Several genes like FN1, ITGA, PTK2, HGF, and CBL can affect PI3K-AKT pathway in the focal adhesion and ECM Receptor interaction pathways [22,23,24]. Moreover, PI3K-AKT itself is indirectly activated through the ROS pathway. This pathway can be stimulated through upregulation of PRKCB due to functions of NGF and HGF which are in turn mediated by PLC-γ and PLC-β, respectively [25,26,27]. The increase in NF-κB action is also important in upregulation of PTGS2, TNF, NGF, IL8, and NFKBIA in ATLL [25, 28,29,30,31], as well as NOS2 [32, 33]. The NFKBIA increase in ATLL cells however, supposedly inhibit NF-κB pathway [28]. However, pathways such as PARP-1 that lead to NFKBIA degradation, are activated in ATLL to overcome the inhibition. The NF-κB pathway is less prominent in HAM/TSP, as the effective genes mentioned above are inversely expressed in it.

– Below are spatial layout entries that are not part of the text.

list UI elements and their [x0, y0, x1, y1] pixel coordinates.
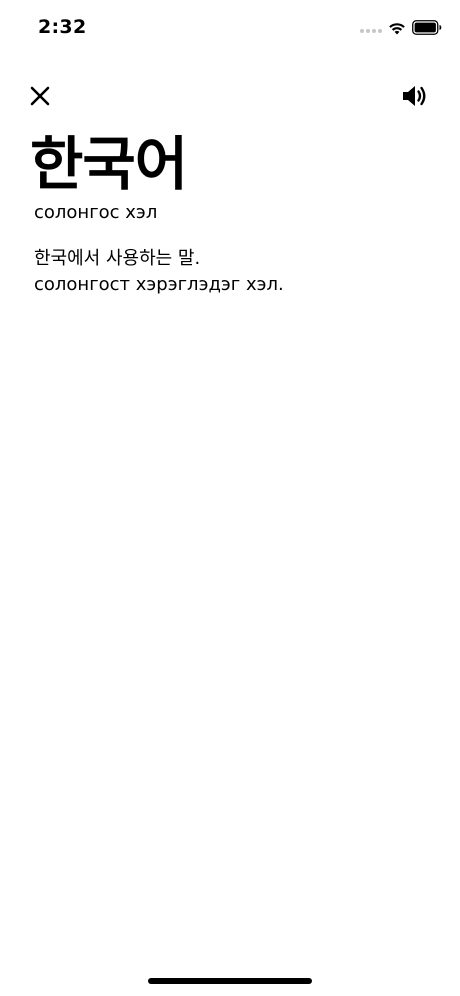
status-bar: 2:32: [0, 0, 460, 56]
headword: 한국어: [30, 130, 188, 198]
speaker-button[interactable]: [400, 82, 430, 110]
battery-icon: [412, 20, 442, 35]
home-indicator[interactable]: [148, 978, 312, 984]
close-button[interactable]: [26, 82, 54, 110]
signal-dots-icon: [360, 29, 382, 35]
wifi-icon: [388, 20, 406, 35]
speaker-icon: [403, 86, 426, 106]
headword-translation: солонгос хэл: [34, 202, 158, 223]
status-time: 2:32: [38, 16, 87, 38]
definition-korean: 한국에서 사용하는 말.: [34, 248, 201, 269]
definition-mongolian: солонгост хэрэглэдэг хэл.: [34, 274, 284, 295]
definition: 한국에서 사용하는 말. солонгост хэрэглэдэг хэл.: [34, 246, 434, 298]
close-icon: [30, 86, 50, 106]
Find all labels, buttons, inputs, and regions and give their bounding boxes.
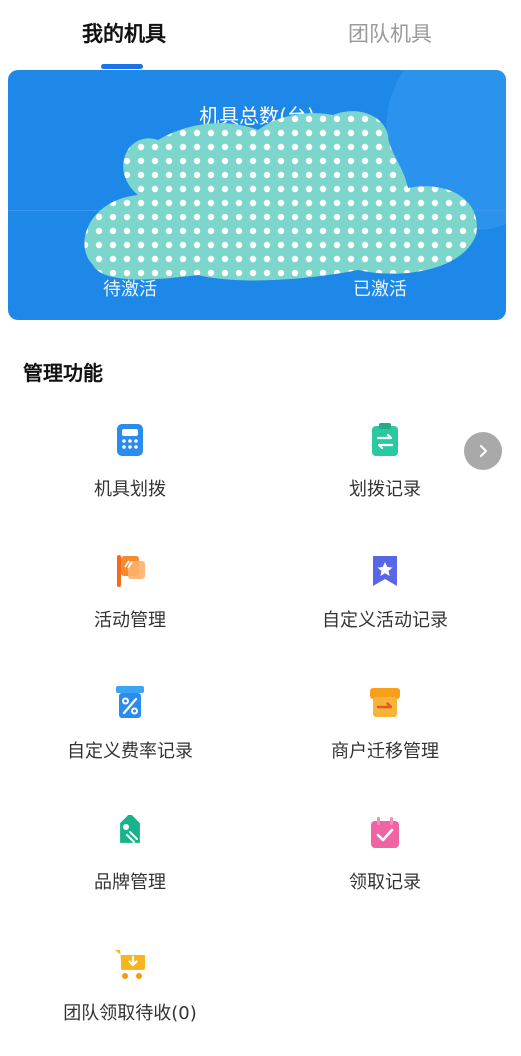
- next-page-button[interactable]: [464, 432, 502, 470]
- function-label: 自定义费率记录: [67, 741, 193, 762]
- cart-icon: [115, 950, 145, 979]
- function-label: 活动管理: [94, 610, 166, 631]
- chevron-right-icon: [480, 445, 487, 457]
- calculator-icon: [117, 424, 143, 456]
- transfer-record-icon: [372, 423, 398, 456]
- store-transfer-icon: [370, 688, 400, 717]
- function-custom-rate-record[interactable]: 自定义费率记录: [0, 684, 260, 794]
- function-label: 划拨记录: [349, 479, 421, 500]
- function-label: 机具划拨: [94, 479, 166, 500]
- function-label: 自定义活动记录: [322, 610, 448, 631]
- device-summary-card: 机具总数(台) 待激活 已激活: [8, 70, 506, 320]
- star-bookmark-icon: [373, 556, 397, 586]
- function-label: 团队领取待收(0): [63, 1003, 197, 1024]
- calendar-check-icon: [371, 817, 399, 848]
- function-claim-record[interactable]: 领取记录: [255, 815, 515, 925]
- function-activity-management[interactable]: 活动管理: [0, 553, 260, 663]
- tab-bar: 我的机具 团队机具: [0, 0, 521, 69]
- function-device-transfer[interactable]: 机具划拨: [0, 422, 260, 532]
- function-label: 领取记录: [349, 872, 421, 893]
- function-merchant-migration[interactable]: 商户迁移管理: [255, 684, 515, 794]
- active-tab-indicator: [101, 64, 143, 69]
- management-section-title: 管理功能: [23, 361, 103, 385]
- tag-icon: [120, 815, 140, 843]
- function-team-claim-pending[interactable]: 团队领取待收(0): [0, 946, 260, 1056]
- flag-icon: [117, 555, 145, 587]
- tab-my-devices[interactable]: 我的机具: [82, 18, 166, 48]
- tab-team-devices[interactable]: 团队机具: [348, 18, 432, 48]
- percent-icon: [116, 686, 144, 718]
- redacted-cloud-overlay: [84, 111, 477, 281]
- function-custom-activity-record[interactable]: 自定义活动记录: [255, 553, 515, 663]
- function-label: 商户迁移管理: [331, 741, 439, 762]
- function-brand-management[interactable]: 品牌管理: [0, 815, 260, 925]
- function-label: 品牌管理: [94, 872, 166, 893]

Inhibition of apoptosis is another pivotal distinction in signaling pathways between ATLL and HAM/TSP, marked by significant dowregulation of TP53 in ATLL [6]. TP53 loss or mutation in ATLL cells reflects their aggressive proliferation and poor prognosis as described in many other cancers [34, 35]. The upregulation of SMAD2 in ATLL facilitates metastasis and is associated with TP53 mutation [36].

Furthermore, MDM2 can increase the expression of CDKN2A, which in turn increases TP53 [37]. Although, upregulation of CDKN2A secondary to the induction of oncogenes is unavoidable, EZH2 functionally inhibits the role of CDKN2A in cell cycle [38]. The decrease in expression level of TP53 is accompanied by downregulation of its target genes including Serpin1 in ATLL. Serpin1 has been linked to reduction of tumor invasion and growth [39]. In addition, the downregulation of EGR1 tumor repressor is also observed in ATLL in this study. The increase in the expression level of EGR1 in HAM/TSP along with the higher levels of TP53 and Serpin1 compared to ATLL restricts the uncontrolled proliferation of infected cells as seen in ATLL [40]. Furthermore, the analysis revealed PRKCB, ITGA2, IL8, and NOS2 genes to be significantly upregulated in ATLL. The afforementioned genes are associated with cell motility and angiogenesis and could be surmised to contribute to the metastasic properties of leukemic cells in ATLL.

Viral persistence cannot continue without significant dysregulation of the host immune response. The balance of immune response can tip to either immunosuppression or hypersensitivity in HTLV-1 infections, resulting in ATLL and HAM/TSP, respectively. The mild immunodeficiency almost exclusively associated with ATLL is partly the consequence of disruption of regulatory genes implicated in the immune response. In this study, the expression levels of STAT3, TLR2/4, MAP3K1, CREB1, and APP genes in ATLL have been reportedly decreased, leading to reduced antigen presentation, T-cell costimulation, and immune response against the virus [41,42,43,44,45]. The different patterns of gene expression described throughout the article further elaborates the unique immunophenotype observed in each of these two diseases.

Conclusion

This study provides a novel approach to gene expression analyses regarding HTLV-1 related diseases by comparing the gene expression signature between samples from HAM/TSP and ATLL patients. The results revealed distinct patterns of gene expression, especially in cell cycle regulation and immune response between the two diseases.

Limitations

Further detailed studies help us understand other functions of the involved genes in the pathogenesis of HTLV-1.